The latest in a long line of anti-woman decisions by the Bush administration is, for once, getting some attention -- in part because of the sheer cheapness of the move.

President Bush has decided not to send the $34 million approved by both houses of Congress for the United Nations Fund for Population Activities (UNFPA).

The fund provides contraception, family planning and safe births, and works against the spread of HIV and against female genital mutilation in the poorest countries of the world. Thirty-four million dollars goes a long way in the parts of the world where more than 600,000 women die every year from pregnancy and childbirth, many of them children themselves.

Of course, our poor government is so broke that it can't afford to waste $34 million on women in poor countries. It has more important things to do, like spending $100 million on "promoting marriage."

Two women -- Jane Roberts, a retired teacher in California, and Lois Abraham, a lawyer in New Mexico -- have started a splendid symbolic protest, and it is spreading by e-mail, fax, newsletters and all kinds of women's groups. The organizers are looking for "34 million Friends of UNFPA" to send $1 each to the United Nations (FPA) at 220 E. 42nd St., New York, NY 10017.

Thoraya Ahmed Obaid, director of the UNFPA, said the $34 million U.S. contribution would have helped prevent 2 million unwanted pregnancies, 800,000 induced abortions, 4,700 maternal deaths and 77,000 infant and child deaths.

We don't have $34 million to save the lives of poor women, but Bush wants to spend $135 million on abstinence education, which doesn't work.

According to that fountain of misinformation, the Rev. Jerry Falwell: "This announcement angered school sex educators, who concentrate on teaching our nation's students that they should explore their sexuality and ignore the consequences. But Mr. Bush said government can teach children how to exhibit sexual control."

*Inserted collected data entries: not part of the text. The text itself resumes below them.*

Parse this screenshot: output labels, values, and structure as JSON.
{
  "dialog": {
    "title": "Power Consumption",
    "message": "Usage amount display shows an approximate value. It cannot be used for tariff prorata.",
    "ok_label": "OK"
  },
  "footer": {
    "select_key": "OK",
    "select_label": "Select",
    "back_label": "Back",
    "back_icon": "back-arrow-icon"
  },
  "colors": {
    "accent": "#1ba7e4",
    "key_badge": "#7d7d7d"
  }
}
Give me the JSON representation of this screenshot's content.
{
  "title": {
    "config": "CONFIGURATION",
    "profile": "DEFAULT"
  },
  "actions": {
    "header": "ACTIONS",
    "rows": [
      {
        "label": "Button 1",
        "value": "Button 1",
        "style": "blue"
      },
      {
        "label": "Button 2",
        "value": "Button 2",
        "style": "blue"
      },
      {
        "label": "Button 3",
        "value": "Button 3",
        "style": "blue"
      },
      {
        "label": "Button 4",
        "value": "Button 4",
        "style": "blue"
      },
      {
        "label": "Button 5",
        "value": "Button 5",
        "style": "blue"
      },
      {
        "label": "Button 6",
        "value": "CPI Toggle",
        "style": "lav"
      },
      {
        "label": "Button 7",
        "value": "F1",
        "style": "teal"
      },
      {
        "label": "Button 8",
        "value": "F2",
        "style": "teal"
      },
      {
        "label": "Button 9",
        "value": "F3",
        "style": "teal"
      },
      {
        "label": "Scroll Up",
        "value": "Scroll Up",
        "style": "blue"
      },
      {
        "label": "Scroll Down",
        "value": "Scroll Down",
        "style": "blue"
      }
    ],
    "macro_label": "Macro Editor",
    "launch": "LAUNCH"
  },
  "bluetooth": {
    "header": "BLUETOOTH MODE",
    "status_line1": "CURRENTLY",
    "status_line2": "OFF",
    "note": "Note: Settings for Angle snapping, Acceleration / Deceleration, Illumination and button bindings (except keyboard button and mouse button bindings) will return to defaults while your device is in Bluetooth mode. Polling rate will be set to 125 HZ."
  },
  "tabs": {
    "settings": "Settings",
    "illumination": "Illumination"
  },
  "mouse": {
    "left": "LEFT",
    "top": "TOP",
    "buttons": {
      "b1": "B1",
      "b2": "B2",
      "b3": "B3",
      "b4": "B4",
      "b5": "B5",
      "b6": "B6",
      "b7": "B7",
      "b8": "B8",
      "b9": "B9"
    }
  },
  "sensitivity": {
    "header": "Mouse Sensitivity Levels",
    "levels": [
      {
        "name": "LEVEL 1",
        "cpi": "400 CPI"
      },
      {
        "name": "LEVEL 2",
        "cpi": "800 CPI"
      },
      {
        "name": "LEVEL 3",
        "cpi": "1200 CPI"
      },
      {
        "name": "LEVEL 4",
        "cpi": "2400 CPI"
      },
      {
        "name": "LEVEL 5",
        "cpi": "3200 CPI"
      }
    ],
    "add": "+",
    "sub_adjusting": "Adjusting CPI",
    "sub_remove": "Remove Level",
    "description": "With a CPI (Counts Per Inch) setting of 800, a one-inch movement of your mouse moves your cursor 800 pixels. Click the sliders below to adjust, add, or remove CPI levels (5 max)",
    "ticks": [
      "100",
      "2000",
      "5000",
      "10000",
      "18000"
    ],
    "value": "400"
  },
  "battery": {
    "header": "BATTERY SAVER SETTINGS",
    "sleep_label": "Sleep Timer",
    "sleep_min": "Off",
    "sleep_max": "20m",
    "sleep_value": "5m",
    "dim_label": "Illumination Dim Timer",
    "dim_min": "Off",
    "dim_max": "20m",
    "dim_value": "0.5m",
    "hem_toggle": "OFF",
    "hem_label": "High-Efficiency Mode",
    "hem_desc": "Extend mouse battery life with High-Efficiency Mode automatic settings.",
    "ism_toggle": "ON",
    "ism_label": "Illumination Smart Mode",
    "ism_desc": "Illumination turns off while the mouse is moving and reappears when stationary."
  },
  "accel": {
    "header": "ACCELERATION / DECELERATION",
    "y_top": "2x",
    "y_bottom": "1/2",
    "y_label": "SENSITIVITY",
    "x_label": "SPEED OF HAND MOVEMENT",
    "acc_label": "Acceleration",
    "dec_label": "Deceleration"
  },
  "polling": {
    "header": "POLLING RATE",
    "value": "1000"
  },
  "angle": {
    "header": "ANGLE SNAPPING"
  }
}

Actually, sex education is entirely about the consequences of "exploring sexuality," and it works. The Guttmacher Institute published a report last week showing that the abortion rate is down by 11 percent precisely because young people are getting more education about sex. One would think the anti-abortion forces would be grateful.

Instead, there is every indication that in addition to taking away a woman's right to choose whether to have an abortion, the Bush administration is going after contraception.